Spy. Directed by Paul Feig. I really enjoyed this movie. I have a tendency to shy away from recent comedies because so many of them are painfully unfunny, but I had the feeling I would like this one; how could I not, given that Paul Feig, who purposely works from a feminist perspective, wrote and directed it? The gender-flipping of the traditional James Bond-type secret agent story works well, giving Melissa McCarthy a great leading role with lots of character development over the course of the story and loads of funny lines (and most of them don’t have to do with her body size). She is ably assisted by Jude Law as the dashing, Bond-like spy guy whom she has worked with for years (and quietly lusted after); Jason Statham as the wildly unprepared and pompous hyper-spy Rick Ford; Miranda Hart as McCarthy’s good friend at the agency, who, like McCarthy, gets the opportunity to move from “basement work” into the field; and Allison Janney as the CIA head in charge of the missions. (In smaller roles, it’s also nice to see Michael McDonald as the CIA gadget guy who gives McCarthy the greatest watch imaginable, Steve Bannos as “Alan the Bartender” and Zach Woods as a waiter with nefarious intentions.) I was less impressed with Rose Byrne, who I guess is OK as one of the main villains, but she never outshines McCarthy in any of their scenes together; Bobby Cannavale, another of the baddies, is suitably handsome but underused, not unlike the bland but pretty eye candy that often shows up in female form in James Bond flicks – more of Feig’s intentional gender-flipping, perhaps? The nicest surprise, cast-wise, was Peter Serafinowicz (who I totally forgot was also in Spy until he showed up) as Aldo, a sex-obsessed CIA liaison who casts his amorous eye on McCarthy. Every scene they share is gold, especially the last one at the end of the film. For a film filled with send-ups and spoofs of its genre, all of which could have failed in lesser hands, the screenplay, dialogue, most of the performances and the overall trajectory of Spy succeed, and hilariously so.

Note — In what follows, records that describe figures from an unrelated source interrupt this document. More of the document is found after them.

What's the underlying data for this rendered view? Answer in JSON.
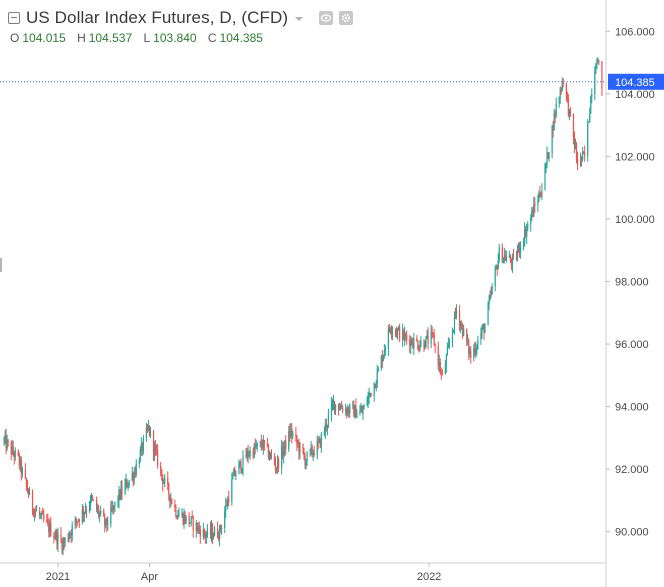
{
  "legend": {
    "title": "US Dollar Index Futures, D, (CFD)",
    "icons": [
      "collapse-icon",
      "dropdown-caret-icon",
      "eye-icon",
      "gear-icon"
    ],
    "ohlc": {
      "o_label": "O",
      "o_value": "104.015",
      "h_label": "H",
      "h_value": "104.537",
      "l_label": "L",
      "l_value": "103.840",
      "c_label": "C",
      "c_value": "104.385"
    }
  },
  "colors": {
    "up": "#26a69a",
    "down": "#ef5350",
    "price_line": "#2962ff",
    "price_tag_bg": "#2962ff",
    "axis_text": "#4a4a4a",
    "grid": "#e6e6e6"
  },
  "chart_data": {
    "type": "candlestick",
    "title": "US Dollar Index Futures, D, (CFD)",
    "last_price": "104.385",
    "ylim": [
      89.0,
      107.0
    ],
    "y_ticks": [
      "90.000",
      "92.000",
      "94.000",
      "96.000",
      "98.000",
      "100.000",
      "102.000",
      "104.000",
      "106.000"
    ],
    "x_ticks": [
      "2021",
      "Apr",
      "2022"
    ],
    "grid": false,
    "trend_path": [
      [
        "2020-11-09",
        92.9
      ],
      [
        "2020-11-23",
        92.3
      ],
      [
        "2020-12-07",
        90.8
      ],
      [
        "2020-12-21",
        90.2
      ],
      [
        "2021-01-06",
        89.6
      ],
      [
        "2021-01-20",
        90.4
      ],
      [
        "2021-02-03",
        91.0
      ],
      [
        "2021-02-17",
        90.2
      ],
      [
        "2021-03-03",
        91.2
      ],
      [
        "2021-03-17",
        91.9
      ],
      [
        "2021-03-31",
        93.3
      ],
      [
        "2021-04-14",
        91.7
      ],
      [
        "2021-04-28",
        90.6
      ],
      [
        "2021-05-12",
        90.3
      ],
      [
        "2021-05-26",
        89.9
      ],
      [
        "2021-06-09",
        90.0
      ],
      [
        "2021-06-23",
        91.8
      ],
      [
        "2021-07-07",
        92.5
      ],
      [
        "2021-07-21",
        92.8
      ],
      [
        "2021-08-04",
        92.1
      ],
      [
        "2021-08-18",
        93.2
      ],
      [
        "2021-09-01",
        92.3
      ],
      [
        "2021-09-15",
        92.8
      ],
      [
        "2021-09-29",
        94.1
      ],
      [
        "2021-10-13",
        93.9
      ],
      [
        "2021-10-27",
        93.8
      ],
      [
        "2021-11-10",
        94.9
      ],
      [
        "2021-11-24",
        96.6
      ],
      [
        "2021-12-08",
        96.2
      ],
      [
        "2021-12-22",
        96.0
      ],
      [
        "2022-01-05",
        96.2
      ],
      [
        "2022-01-14",
        94.9
      ],
      [
        "2022-01-28",
        97.1
      ],
      [
        "2022-02-11",
        95.6
      ],
      [
        "2022-02-25",
        96.6
      ],
      [
        "2022-03-11",
        98.9
      ],
      [
        "2022-03-25",
        98.6
      ],
      [
        "2022-04-08",
        99.8
      ],
      [
        "2022-04-22",
        101.0
      ],
      [
        "2022-05-06",
        103.6
      ],
      [
        "2022-05-13",
        104.5
      ],
      [
        "2022-05-27",
        101.8
      ],
      [
        "2022-06-03",
        102.0
      ],
      [
        "2022-06-10",
        104.2
      ],
      [
        "2022-06-15",
        105.2
      ],
      [
        "2022-06-20",
        104.3
      ]
    ]
  }
}
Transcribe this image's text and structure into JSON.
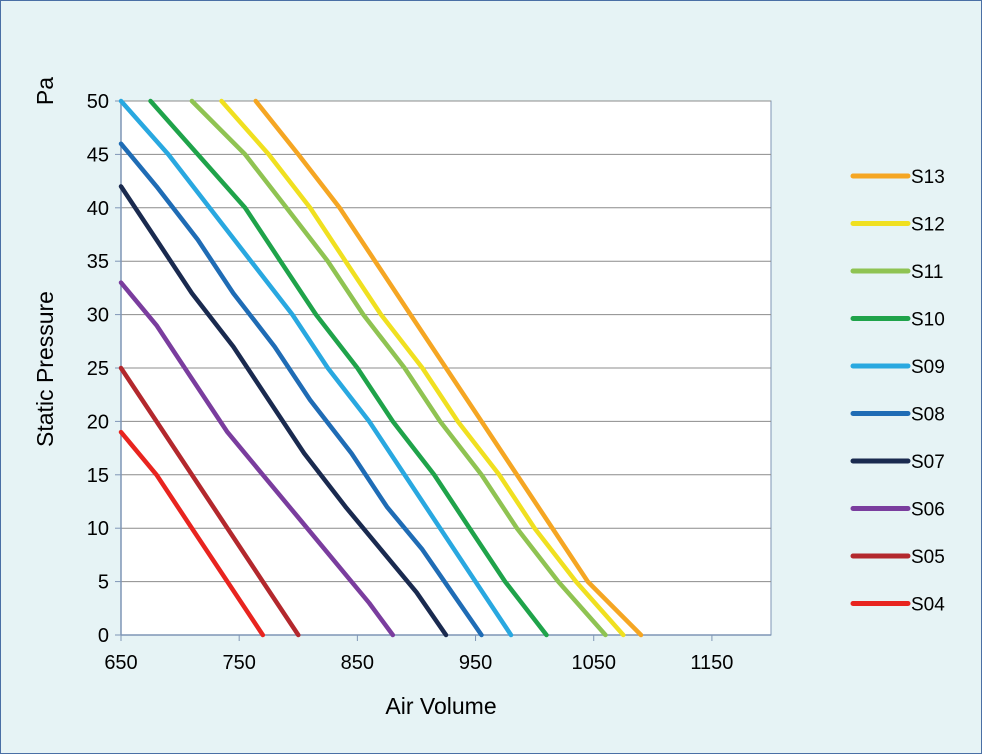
{
  "chart_data": {
    "type": "line",
    "title": "",
    "xlabel": "Air Volume",
    "ylabel": "Static Pressure",
    "yunit": "Pa",
    "xlim": [
      650,
      1200
    ],
    "ylim": [
      0,
      50
    ],
    "xticks": [
      650,
      750,
      850,
      950,
      1050,
      1150
    ],
    "yticks": [
      0,
      5,
      10,
      15,
      20,
      25,
      30,
      35,
      40,
      45,
      50
    ],
    "grid": "horizontal",
    "legend_position": "right",
    "series": [
      {
        "name": "S13",
        "color": "#f5a623",
        "points": [
          [
            764,
            50
          ],
          [
            800,
            45
          ],
          [
            835,
            40
          ],
          [
            865,
            35
          ],
          [
            895,
            30
          ],
          [
            925,
            25
          ],
          [
            955,
            20
          ],
          [
            985,
            15
          ],
          [
            1015,
            10
          ],
          [
            1045,
            5
          ],
          [
            1090,
            0
          ]
        ]
      },
      {
        "name": "S12",
        "color": "#f0e020",
        "points": [
          [
            735,
            50
          ],
          [
            775,
            45
          ],
          [
            810,
            40
          ],
          [
            840,
            35
          ],
          [
            870,
            30
          ],
          [
            905,
            25
          ],
          [
            935,
            20
          ],
          [
            970,
            15
          ],
          [
            1000,
            10
          ],
          [
            1035,
            5
          ],
          [
            1075,
            0
          ]
        ]
      },
      {
        "name": "S11",
        "color": "#8fc352",
        "points": [
          [
            710,
            50
          ],
          [
            755,
            45
          ],
          [
            790,
            40
          ],
          [
            825,
            35
          ],
          [
            855,
            30
          ],
          [
            890,
            25
          ],
          [
            920,
            20
          ],
          [
            955,
            15
          ],
          [
            985,
            10
          ],
          [
            1020,
            5
          ],
          [
            1060,
            0
          ]
        ]
      },
      {
        "name": "S10",
        "color": "#1fa34a",
        "points": [
          [
            675,
            50
          ],
          [
            715,
            45
          ],
          [
            755,
            40
          ],
          [
            785,
            35
          ],
          [
            815,
            30
          ],
          [
            850,
            25
          ],
          [
            880,
            20
          ],
          [
            915,
            15
          ],
          [
            945,
            10
          ],
          [
            975,
            5
          ],
          [
            1010,
            0
          ]
        ]
      },
      {
        "name": "S09",
        "color": "#29a8e0",
        "points": [
          [
            650,
            50
          ],
          [
            690,
            45
          ],
          [
            725,
            40
          ],
          [
            760,
            35
          ],
          [
            795,
            30
          ],
          [
            825,
            25
          ],
          [
            860,
            20
          ],
          [
            890,
            15
          ],
          [
            920,
            10
          ],
          [
            950,
            5
          ],
          [
            980,
            0
          ]
        ]
      },
      {
        "name": "S08",
        "color": "#1f6cb5",
        "points": [
          [
            650,
            46
          ],
          [
            680,
            42
          ],
          [
            715,
            37
          ],
          [
            745,
            32
          ],
          [
            780,
            27
          ],
          [
            810,
            22
          ],
          [
            845,
            17
          ],
          [
            875,
            12
          ],
          [
            905,
            8
          ],
          [
            930,
            4
          ],
          [
            955,
            0
          ]
        ]
      },
      {
        "name": "S07",
        "color": "#1a2a4f",
        "points": [
          [
            650,
            42
          ],
          [
            680,
            37
          ],
          [
            710,
            32
          ],
          [
            745,
            27
          ],
          [
            775,
            22
          ],
          [
            805,
            17
          ],
          [
            840,
            12
          ],
          [
            870,
            8
          ],
          [
            900,
            4
          ],
          [
            925,
            0
          ]
        ]
      },
      {
        "name": "S06",
        "color": "#7a3d9e",
        "points": [
          [
            650,
            33
          ],
          [
            680,
            29
          ],
          [
            710,
            24
          ],
          [
            740,
            19
          ],
          [
            770,
            15
          ],
          [
            800,
            11
          ],
          [
            830,
            7
          ],
          [
            860,
            3
          ],
          [
            880,
            0
          ]
        ]
      },
      {
        "name": "S05",
        "color": "#b3282d",
        "points": [
          [
            650,
            25
          ],
          [
            680,
            20
          ],
          [
            710,
            15
          ],
          [
            740,
            10
          ],
          [
            770,
            5
          ],
          [
            800,
            0
          ]
        ]
      },
      {
        "name": "S04",
        "color": "#e8241f",
        "points": [
          [
            650,
            19
          ],
          [
            680,
            15
          ],
          [
            710,
            10
          ],
          [
            740,
            5
          ],
          [
            770,
            0
          ]
        ]
      }
    ]
  }
}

Woman in Gold. Directed by Simon Curtis. Contrary to what some critics and moviegoers may have said, Woman in Gold is a well-acted drama. Helen Mirren is, as one would expect, good in the role of Maria Altmann, who fought to get back the paintings that Gustav Klimt gave her family (including the most famous one of her aunt Adele, Portrait of Adele Bloch-Bauer I) and which were subsequently stolen by the Nazis in 1938. Ryan Reynolds also does an OK job as Altmann’s lawyer, Randy Schoenberg, not perhaps an Oscar-worthy performance but still fairly good considering that I’ve never thought of Reynolds as much of an actor. All of the most effective actors, however, appear in the Vienna flashbacks: in this order, Allan Corduner as Maria’s father (a beautiful, beautiful performance), Max Irons as Maria’s husband, Tatiana Maslany as young Maria, Nina Kunzendorf as Maria’s mother, Tom Schilling as a Nazi officer assigned to watch the family. I didn’t have any particular opinions about Daniel Brühl‘s boring performance as investigative reporter Hubertus Czernin, while Katie Holmes is wasted in a throwaway role as Randy’s wife, Pam Schoenberg, who has very few facial expressions other than “concerned.” Where the film is weakest is in the overarching feeling of being a Hollywood drama/biopic/Holocaust story, exactly the sort that Harvey Weinstein produces (which he did, in this case) and which is designed to make you feel certain feelings. I am totally sympathetic with Maria Altmann in terms of the art restitution case – would Aunt Adele really have preferred for her portrait to hang in the Belvedere Palace gallery if she had known what would happen to her family, friends and country in WWII? – but perhaps because I remembered the Maria Altmann story (I recall when she died a few years ago, which led me to read all about the case and visit the painting in the Neue Galerie), Woman in Gold did not provide any surprises. But I should not be too shocked; the film was made by the same who directed the problematic My Week with Marilyn.